Proposed redevelopment of mobile home park sparks concerns

By: Maddie Forshee | West Bloomfield Beacon | Published February 14, 2018

KEEGO HARBOR — On Thursday, Feb. 1, Keego Harbor’s Planning Commission held a special meeting to discuss a potential redevelopment project on Orchard Lake Road. 

At a Jan. 4 meeting, the Planning Commission had tabled a vote on the proposed redevelopment of the Keego Harbor Mobile Home Community. 

The owner of the property, Ara Darakjian, has asked the city to rezone the mobile home property to a planned unit development to redevelop the land into a mixed-use building called The Glades. 

On Feb. 1, the Planning Commission voted unanimously to preliminarily approve the project depending on a traffic study, a sightline study and tweaks to the project plan.

The mobile home park has been a part of Keego Harbor since 1990, and Darakjian has owned the property since 1999. The site currently houses low-income residents, families and seniors; 93 families would be removed from the site if the redevelopment is successful.

“There is no desire in this project to displace anybody from their homes,” Darakjian said at the Jan. 4 Planning Commission meeting. “(I) have been considering a project like this for seven or eight years. This is extremely preliminary, and it’s conceptual at its best.”

The Glades is a six-story mixed-use development with 16,000 square feet for businesses, 250 apartments — including one-, two- and three-bedroom units — and a sixth-story penthouse. There are 450 parking spaces planned for the building for residents, visitors and shoppers. 

Keego Harbor’s master plan indicates that developments should be three to five stories for mixed-use buildings. 

Residents of Keego Harbor came out in droves to voice their dissatisfaction with the project plan. 

“We are really concerned,” mobile home resident Stephanie Sierra said through tears. “We bought these homes — they’re not going to be movable because they were old when we bought them.

“You’re not thinking about us.
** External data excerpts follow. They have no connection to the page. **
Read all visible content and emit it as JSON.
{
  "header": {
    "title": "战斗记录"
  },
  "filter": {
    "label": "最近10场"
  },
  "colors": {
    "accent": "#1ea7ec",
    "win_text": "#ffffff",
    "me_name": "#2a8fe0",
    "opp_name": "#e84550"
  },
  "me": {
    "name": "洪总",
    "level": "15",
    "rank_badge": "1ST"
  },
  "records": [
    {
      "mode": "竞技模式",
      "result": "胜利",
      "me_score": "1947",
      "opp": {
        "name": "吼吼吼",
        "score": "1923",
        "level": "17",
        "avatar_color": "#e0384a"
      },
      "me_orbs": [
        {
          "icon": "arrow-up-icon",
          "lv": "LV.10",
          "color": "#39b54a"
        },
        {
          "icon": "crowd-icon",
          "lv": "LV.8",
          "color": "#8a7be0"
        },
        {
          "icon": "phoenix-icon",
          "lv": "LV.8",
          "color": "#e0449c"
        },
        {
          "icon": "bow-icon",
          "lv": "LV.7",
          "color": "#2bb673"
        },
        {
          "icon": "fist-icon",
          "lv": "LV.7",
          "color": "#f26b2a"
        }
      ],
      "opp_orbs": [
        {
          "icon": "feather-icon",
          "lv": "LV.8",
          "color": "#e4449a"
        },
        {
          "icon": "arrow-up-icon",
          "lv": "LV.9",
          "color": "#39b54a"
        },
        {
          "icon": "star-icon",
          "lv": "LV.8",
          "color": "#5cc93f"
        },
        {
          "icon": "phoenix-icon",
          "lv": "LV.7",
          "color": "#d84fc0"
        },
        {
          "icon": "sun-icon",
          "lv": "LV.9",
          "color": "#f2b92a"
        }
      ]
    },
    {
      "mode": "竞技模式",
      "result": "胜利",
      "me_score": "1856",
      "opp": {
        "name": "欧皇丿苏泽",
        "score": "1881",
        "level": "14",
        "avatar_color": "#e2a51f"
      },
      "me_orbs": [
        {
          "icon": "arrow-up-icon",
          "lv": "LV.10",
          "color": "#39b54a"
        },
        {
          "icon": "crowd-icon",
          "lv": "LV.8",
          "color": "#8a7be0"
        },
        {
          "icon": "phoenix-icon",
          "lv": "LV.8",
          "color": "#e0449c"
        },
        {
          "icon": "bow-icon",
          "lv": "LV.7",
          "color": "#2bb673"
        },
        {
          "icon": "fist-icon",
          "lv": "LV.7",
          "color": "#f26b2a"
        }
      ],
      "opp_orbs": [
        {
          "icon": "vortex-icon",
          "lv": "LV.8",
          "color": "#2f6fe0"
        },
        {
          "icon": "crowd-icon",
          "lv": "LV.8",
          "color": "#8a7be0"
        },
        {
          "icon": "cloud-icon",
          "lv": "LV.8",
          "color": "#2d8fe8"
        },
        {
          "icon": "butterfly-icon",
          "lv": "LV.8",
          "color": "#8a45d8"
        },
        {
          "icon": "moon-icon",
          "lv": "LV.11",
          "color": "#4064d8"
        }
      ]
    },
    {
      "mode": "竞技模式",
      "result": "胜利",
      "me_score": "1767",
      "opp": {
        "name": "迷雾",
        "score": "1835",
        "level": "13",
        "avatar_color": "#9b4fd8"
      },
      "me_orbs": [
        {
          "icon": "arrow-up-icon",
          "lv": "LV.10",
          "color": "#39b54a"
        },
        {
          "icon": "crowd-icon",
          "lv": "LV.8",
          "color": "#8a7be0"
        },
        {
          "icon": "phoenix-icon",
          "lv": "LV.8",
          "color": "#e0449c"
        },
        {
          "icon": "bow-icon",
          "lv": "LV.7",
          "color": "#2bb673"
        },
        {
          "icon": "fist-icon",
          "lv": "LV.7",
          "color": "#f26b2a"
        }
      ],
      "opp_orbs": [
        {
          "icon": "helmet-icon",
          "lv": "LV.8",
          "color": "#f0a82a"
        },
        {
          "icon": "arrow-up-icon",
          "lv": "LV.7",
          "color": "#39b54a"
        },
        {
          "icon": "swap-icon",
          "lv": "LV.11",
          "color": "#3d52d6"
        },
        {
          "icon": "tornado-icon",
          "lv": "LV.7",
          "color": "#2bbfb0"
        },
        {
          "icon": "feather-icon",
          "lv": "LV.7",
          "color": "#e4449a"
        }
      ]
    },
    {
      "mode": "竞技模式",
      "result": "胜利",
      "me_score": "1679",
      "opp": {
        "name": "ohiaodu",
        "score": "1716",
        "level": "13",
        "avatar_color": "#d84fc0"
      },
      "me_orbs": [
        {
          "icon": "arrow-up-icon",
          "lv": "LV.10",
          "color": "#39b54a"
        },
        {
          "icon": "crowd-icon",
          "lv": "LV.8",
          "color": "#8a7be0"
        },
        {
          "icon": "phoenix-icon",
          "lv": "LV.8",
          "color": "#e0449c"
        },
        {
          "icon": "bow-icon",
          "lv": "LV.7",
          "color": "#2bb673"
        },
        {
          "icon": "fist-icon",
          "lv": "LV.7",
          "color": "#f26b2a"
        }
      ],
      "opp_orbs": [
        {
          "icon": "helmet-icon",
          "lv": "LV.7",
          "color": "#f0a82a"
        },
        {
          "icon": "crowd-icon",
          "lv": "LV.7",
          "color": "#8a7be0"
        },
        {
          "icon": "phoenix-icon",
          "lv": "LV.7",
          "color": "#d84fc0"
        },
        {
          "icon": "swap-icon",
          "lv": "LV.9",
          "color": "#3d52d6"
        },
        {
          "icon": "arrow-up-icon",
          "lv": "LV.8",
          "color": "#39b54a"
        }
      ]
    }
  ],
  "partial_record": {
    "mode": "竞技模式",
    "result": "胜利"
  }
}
What about me? What about my children? What about their school? ... Think about us for a minute. Think about the people who actually live here … not just the money.” 

City Planner Jason Smith said that, in general, the project is consistent with the city’s master plan.

“This project would be consistent with the public health, safety and welfare of the city,” said Smith. 

Michael Layne, a lawyer representing Darakjian, said that they are open to relocation services and assisting current residents in relocating, but they will not provide any monetary compensation for moving. 

Many residents feel that they will be forced out, with nowhere to go. 

“These people don’t have the funds to move,” said Deanna Losh, a Waterford resident whose mother lives in the mobile home park. “It’s so unfair. You have to think of the people who don’t have the means to move. … People just can’t afford to move.” 

Layne recommends that the residents reach out to their landlord to work out any monetary compensation. 

Other residents took to the microphone to express concern about the construction of a wall around the building obstructing local homeowners’ views. 

“We’re in a small community. … Bringing something like this isn’t keeping it local. It’s going to be detrimental,” said Keego Harbor resident Jeff Martin. “You’re putting everyone on Willow Beech in the shadow. Would you want this in front of your house?”

The commissioners agreed to have a sightline and treeline study done for the project, and   unanimously voted to conceptually approve the project, citing the master plan’s vision.

Some changes to be determined include whether there will be a screening wall in place and what a patio setback will be. 

“This development project is in the spirit of the master plan … which is our job to follow,” said Commissioner Lisa McCarthy.

To move forward, the developer is required to submit all details to the Planning Commission. The project will eventually come before the Keego Harbor City Council for a vote.